True, it also happens to be a "scale factor" in the following sense: If this FLRW universe is a universe of dust particles (no pressure, equation of state $w=0$), then (and only then!) the average distance between particles will increase at the rate $a(t)$, and the density will be proportional to $a(t)^{-3}$.

However, no force is acting on any particle if it is at rest with respect to the isotropic reference frame.

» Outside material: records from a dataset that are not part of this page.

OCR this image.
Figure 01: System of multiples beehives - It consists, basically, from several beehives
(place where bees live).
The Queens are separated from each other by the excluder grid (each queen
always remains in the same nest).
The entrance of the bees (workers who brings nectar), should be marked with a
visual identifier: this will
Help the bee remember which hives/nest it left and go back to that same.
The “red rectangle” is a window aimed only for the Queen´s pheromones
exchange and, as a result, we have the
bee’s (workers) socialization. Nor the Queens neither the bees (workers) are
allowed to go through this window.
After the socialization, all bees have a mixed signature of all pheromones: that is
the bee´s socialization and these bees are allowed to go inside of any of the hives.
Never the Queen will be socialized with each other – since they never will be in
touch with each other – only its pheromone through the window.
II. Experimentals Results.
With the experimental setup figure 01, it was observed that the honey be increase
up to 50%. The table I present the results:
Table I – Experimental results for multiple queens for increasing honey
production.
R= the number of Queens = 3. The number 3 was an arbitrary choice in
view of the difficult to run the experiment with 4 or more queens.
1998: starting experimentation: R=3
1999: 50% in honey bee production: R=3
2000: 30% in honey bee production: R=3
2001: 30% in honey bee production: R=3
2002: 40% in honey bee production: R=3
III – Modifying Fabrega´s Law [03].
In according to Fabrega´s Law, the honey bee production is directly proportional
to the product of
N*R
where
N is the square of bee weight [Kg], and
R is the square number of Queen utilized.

In fact, let us look at the geodesic equation:

$$\frac{d^2x^\mu}{d\tau^2}+\Gamma^{\mu}_{\alpha\beta}u^\alpha u^\beta=0.\tag{1}$$

Consider a particle at rest with respect to the isotropic reference frame: $u^t=1$, $u^r=0$. We find that all accelerations are identically zero.

The geodesic equations for a particle moving with velocity $u^r=dr/d\tau=v$, however, become

$$\begin{align}

\frac{d^2t}{d\tau^2}&=-a^2Hv^2,\tag{2}\\

\frac{d^2r}{d\tau^2}&=-2H\frac{dt}{d\tau}v,\tag{3}\end{align}$$

where $H=\dot{a}/a$ is the Hubble parameter. Given $H=2/3(1+w)t$ and $a=t^{2/3(1+w)}$ (with suitable choices for the beginning of time $t_0$ and the unit of time), we have

$$\begin{align}

\frac{d^2t}{d\tau^2}&=-\frac{2}{3(1+w)}t^{(1-3w)/(3+3w)}v^2,\tag{4}\\

\frac{d^2r}{d\tau^2}&=-\frac{4}{3(1+w)t}\frac{dt}{d\tau}v,\tag{5}\end{align}$$

or

$$\begin{align}\frac{d^2t}{d\tau^2}&=-\frac{2}{3(1+w)}t^{(1-3w)/(3+3w)}v^2,\tag{6}\\

\frac{dv}{d\tau}&=-\frac{4}{3(1+w)t}\frac{dt}{d\tau}v.\tag{7}\end{align}$$

Equation (7) is easily rewritten as

$$\begin{align}

\frac{1}{v}\frac{dv}{d\tau}&=-\frac{4}{3(1+w)t}\frac{dt}{d\tau},\tag{8}\\

\frac{d(\log v)}{d\tau}&=-\frac{4}{3(1+w)}\frac{d(\log t)}{d\tau},\tag{9}\\

\log v&=-\frac{4}{3+3w}\log t+\log C,\tag{10}\\

v&=Ct^{-4/(3+3w)},\tag{11}\end{align}$$

which leads to (6) in the form

$$\frac{d^2t}{d\tau^2}=-\frac{2}{3+3w}C^2t^{-(7+3w)/(3+3w)}.\tag{12}$$

Not very useful, mind you, but this is just a characterization of time dilation, after all.

No, the important equation is (11), which tells us how the speed of the particle decreases over time. It's not a force: It is a result of the particle moving ever closer to a location in space where its velocity matches the velocity of the comoving frame, in which the universe appears isotropic.